Among the 100 patients, 175 ablations were performed, with a median of two procedures performed per patient.  When researchers examined recurrences since the last ablation, the arrhythmia-free survival rate increased, with investigators reporting rates of 87%, 81%, and 63% at one, two, and five years. Overall, 77 patients were arrhythmia-free at one-year follow-up, and 19 of these patients presented with a later recurrence. The presence of valvular heart disease and nonischemic dilated cardiomyopathy were independent predictors of recurrent atrial fibrillation in multivariate analysis.

The authors pointed out that the population was not representative of patients with atrial fibrillation in the real world, as these patients were predominantly younger, healthier, and not obese.  

The Implications . . . 

To heartwire , Calkins called these long-term results "sobering," considering the investigators performing the ablation procedures are part of the group who pioneered the therapy. That said, these results are in line with other reports, he noted, and the procedure has improved since 2001–2002. These results are likely the worst-case outcomes, and better equipment, including the use of irrigated catheters and the increased use of the circumferential pulmonary vein isolation technique, would have a beneficial effect on the long-term outcomes of procedures performed in later years, he added.

Overall, Calkins said the findings should not be interpreted negatively considering that other issues need to be judged when assessing the merits of atrial fibrillation. 

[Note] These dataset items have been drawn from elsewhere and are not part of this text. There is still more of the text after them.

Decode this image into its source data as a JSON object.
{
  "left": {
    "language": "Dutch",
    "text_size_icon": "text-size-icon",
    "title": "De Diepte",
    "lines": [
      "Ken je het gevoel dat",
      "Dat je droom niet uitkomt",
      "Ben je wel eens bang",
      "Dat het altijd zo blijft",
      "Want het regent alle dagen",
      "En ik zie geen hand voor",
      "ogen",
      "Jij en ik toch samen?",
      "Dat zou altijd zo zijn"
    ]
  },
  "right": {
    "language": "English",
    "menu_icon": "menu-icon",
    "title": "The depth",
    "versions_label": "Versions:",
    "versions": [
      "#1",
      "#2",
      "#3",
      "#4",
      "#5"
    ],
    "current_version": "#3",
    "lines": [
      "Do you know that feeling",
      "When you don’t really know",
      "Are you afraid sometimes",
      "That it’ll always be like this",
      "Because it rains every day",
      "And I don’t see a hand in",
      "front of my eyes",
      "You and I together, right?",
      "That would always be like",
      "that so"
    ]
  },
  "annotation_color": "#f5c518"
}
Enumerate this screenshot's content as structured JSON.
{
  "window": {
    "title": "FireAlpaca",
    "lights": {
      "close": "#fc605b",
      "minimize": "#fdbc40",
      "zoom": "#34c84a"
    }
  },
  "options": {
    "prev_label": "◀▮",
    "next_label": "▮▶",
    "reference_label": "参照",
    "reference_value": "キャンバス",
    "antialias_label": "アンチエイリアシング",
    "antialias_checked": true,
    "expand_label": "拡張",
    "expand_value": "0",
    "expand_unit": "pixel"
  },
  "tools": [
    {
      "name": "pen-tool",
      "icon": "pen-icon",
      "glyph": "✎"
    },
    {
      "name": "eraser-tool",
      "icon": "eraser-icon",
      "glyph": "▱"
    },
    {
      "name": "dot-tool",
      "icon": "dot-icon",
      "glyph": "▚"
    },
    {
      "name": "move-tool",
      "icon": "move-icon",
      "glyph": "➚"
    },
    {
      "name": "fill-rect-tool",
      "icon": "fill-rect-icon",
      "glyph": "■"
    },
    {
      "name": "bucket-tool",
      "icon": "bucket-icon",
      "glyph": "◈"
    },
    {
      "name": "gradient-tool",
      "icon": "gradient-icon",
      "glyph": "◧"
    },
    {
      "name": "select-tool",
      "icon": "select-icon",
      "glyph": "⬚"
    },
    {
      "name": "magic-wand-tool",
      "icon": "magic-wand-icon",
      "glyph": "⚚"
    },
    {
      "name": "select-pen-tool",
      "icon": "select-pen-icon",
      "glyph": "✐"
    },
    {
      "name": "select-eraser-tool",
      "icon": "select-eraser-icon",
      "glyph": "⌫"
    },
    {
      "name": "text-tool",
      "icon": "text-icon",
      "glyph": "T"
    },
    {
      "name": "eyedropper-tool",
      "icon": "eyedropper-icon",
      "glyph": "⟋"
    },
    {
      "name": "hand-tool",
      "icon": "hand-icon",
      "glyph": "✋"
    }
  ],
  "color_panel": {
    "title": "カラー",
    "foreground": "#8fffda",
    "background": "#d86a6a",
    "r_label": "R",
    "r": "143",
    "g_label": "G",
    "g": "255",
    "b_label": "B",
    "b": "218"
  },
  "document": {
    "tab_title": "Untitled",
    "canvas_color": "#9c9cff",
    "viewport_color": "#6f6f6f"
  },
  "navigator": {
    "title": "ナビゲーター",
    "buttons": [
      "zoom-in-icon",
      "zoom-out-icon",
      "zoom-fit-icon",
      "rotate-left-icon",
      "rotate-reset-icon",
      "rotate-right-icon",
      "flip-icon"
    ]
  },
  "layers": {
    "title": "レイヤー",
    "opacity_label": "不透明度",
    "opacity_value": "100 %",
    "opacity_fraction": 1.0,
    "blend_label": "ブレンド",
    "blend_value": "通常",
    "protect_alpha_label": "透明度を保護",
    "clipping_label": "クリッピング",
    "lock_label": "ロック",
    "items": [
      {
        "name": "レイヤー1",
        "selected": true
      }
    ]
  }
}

"It isn't that catheter ablation doesn't work," he said. "This paper didn't look at atrial-fibrillation burden, which is a quality-of-life issue. You might have a patient that was in afib all the time, and you do an ablation, and they have a recurrence three years down the road, but that patient is still as happy as a clam, and their quality of life is better. Looking at recurrence as a yes-or-no question doesn't provide a full view of the benefit."

Regarding anticoagulation, Calkins said clinicians should continue to follow the Heart Rhythm Society consensus document that advises the use of the CHADS2score to guide long-term anticoagulation strategies, and not use ablation as the guiding factor in their decision.